City Food – Muhammed Rafi’s 40-Year-Old Rooh Afza Drink Stall, Turkman Gate
Summer’s great hero.
[Text and photos by Mayank Austen Soofi]
The arrival of Delhi summer can be ascertained in a number of ways. A poetic way is to look for the yellow flowers of Amaltas trees.
The Delhi Walla’s summer truly begins with the re-emergence of Muhammed Rafi in Turkman Gate. It is behind this Mughal-era gateway of the Walled City that the capital’s signature season acquires a comforting metaphor in the shape of Mr Rafi’s Rooh Afza drink stall. For more than 40 years, this elderly man has been cooling parched throats with this refreshing rose-flavored drink. His establishment remains closed in the winter.
“I re-opened the stall last Saturday,” Mr Rafi told me in his customary understated tone. His cart consists of four Rooh Afza syrup bottles, a stack of plastic glasses, bowls for small change, a large strainer and a large pan filled with uneven chunks of ice floating languidly in the watery Rooh Afza drink. (I have written about Rooh Afza in detail here).
Rooh Afza is so much a part of the life in Old Delhi that its syrup bottles can be found in every household; the drink’s corporate headquarters is, in fact, just a ten minutes walk away from Turkman Gate. Even so, Mr Rafi never runs short of customers—after all, when you are about to faint under a hot burning sun, you cannot exercise the luxury of rushing home for a glass of Rooh Afza. Also, many of Mr Rafi’s customers happen to have no household, such as daily-wage laborers and rickshaw pullers who simply sleep on pavements. For them, a glass of Rooh Afza from this stall—as well as any other such stall in the area—is a heavenly elixir during the increasingly sweaty days.
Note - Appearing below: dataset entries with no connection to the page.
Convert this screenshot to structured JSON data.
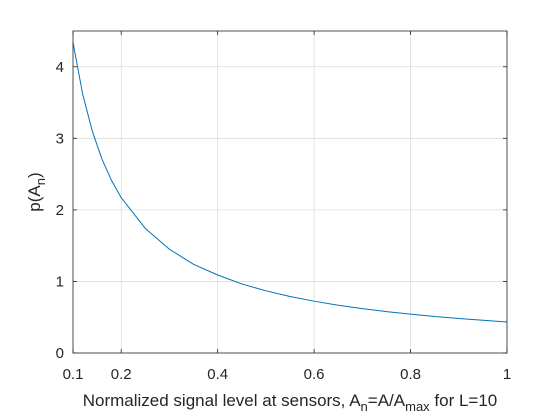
{
  "chart_data": {
    "type": "line",
    "title": "",
    "xlabel": {
      "parts": [
        {
          "text": "Normalized signal level at sensors, A",
          "sub": false
        },
        {
          "text": "n",
          "sub": true
        },
        {
          "text": "=A/A",
          "sub": false
        },
        {
          "text": "max",
          "sub": true
        },
        {
          "text": " for L=10",
          "sub": false
        }
      ]
    },
    "ylabel": {
      "parts": [
        {
          "text": "p(A",
          "sub": false
        },
        {
          "text": "n",
          "sub": true
        },
        {
          "text": ")",
          "sub": false
        }
      ]
    },
    "xlim": [
      0.1,
      1
    ],
    "ylim": [
      0,
      4.5
    ],
    "xticks": [
      0.1,
      0.2,
      0.4,
      0.6,
      0.8,
      1
    ],
    "xtick_labels": [
      "0.1",
      "0.2",
      "0.4",
      "0.6",
      "0.8",
      "1"
    ],
    "yticks": [
      0,
      1,
      2,
      3,
      4
    ],
    "ytick_labels": [
      "0",
      "1",
      "2",
      "3",
      "4"
    ],
    "grid": true,
    "box": true,
    "series": [
      {
        "color": "#0072BD",
        "x": [
          0.1,
          0.12,
          0.14,
          0.16,
          0.18,
          0.2,
          0.25,
          0.3,
          0.35,
          0.4,
          0.45,
          0.5,
          0.55,
          0.6,
          0.65,
          0.7,
          0.75,
          0.8,
          0.85,
          0.9,
          0.95,
          1.0
        ],
        "y": [
          4.34,
          3.62,
          3.1,
          2.71,
          2.41,
          2.17,
          1.74,
          1.45,
          1.24,
          1.09,
          0.965,
          0.869,
          0.79,
          0.724,
          0.668,
          0.62,
          0.579,
          0.543,
          0.511,
          0.483,
          0.457,
          0.434
        ]
      }
    ]
  }
}
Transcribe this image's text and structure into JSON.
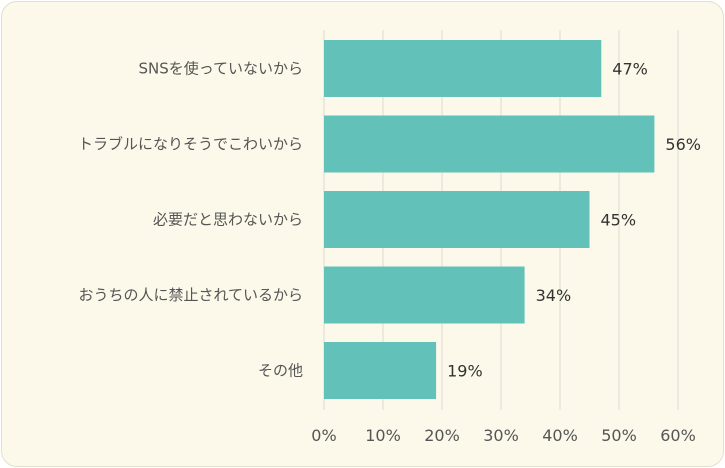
{
  "chart_data": {
    "type": "bar",
    "orientation": "horizontal",
    "categories": [
      "SNSを使っていないから",
      "トラブルになりそうでこわいから",
      "必要だと思わないから",
      "おうちの人に禁止されているから",
      "その他"
    ],
    "values": [
      47,
      56,
      45,
      34,
      19
    ],
    "value_labels": [
      "47%",
      "56%",
      "45%",
      "34%",
      "19%"
    ],
    "xlim": [
      0,
      60
    ],
    "xticks": [
      0,
      10,
      20,
      30,
      40,
      50,
      60
    ],
    "xtick_labels": [
      "0%",
      "10%",
      "20%",
      "30%",
      "40%",
      "50%",
      "60%"
    ],
    "grid": true,
    "legend": "none",
    "colors": {
      "bar": "#62c1b9",
      "grid": "#dcdcd4",
      "background": "#fcf9ea"
    }
  }
}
The cold rose drink is not the only consolation for the summer. Mr Rafi, too, is a relief—his calm-tempered appearance remains unsullied during the most trying times of the season. No matter how intolerably hot and dusty the days become, his bearded face always shows a Buddha-like calm. One wonders how this man copes with the city’s brief winter when he is obliged to shut down his business. But why think of that right now? The cold days are far, very far.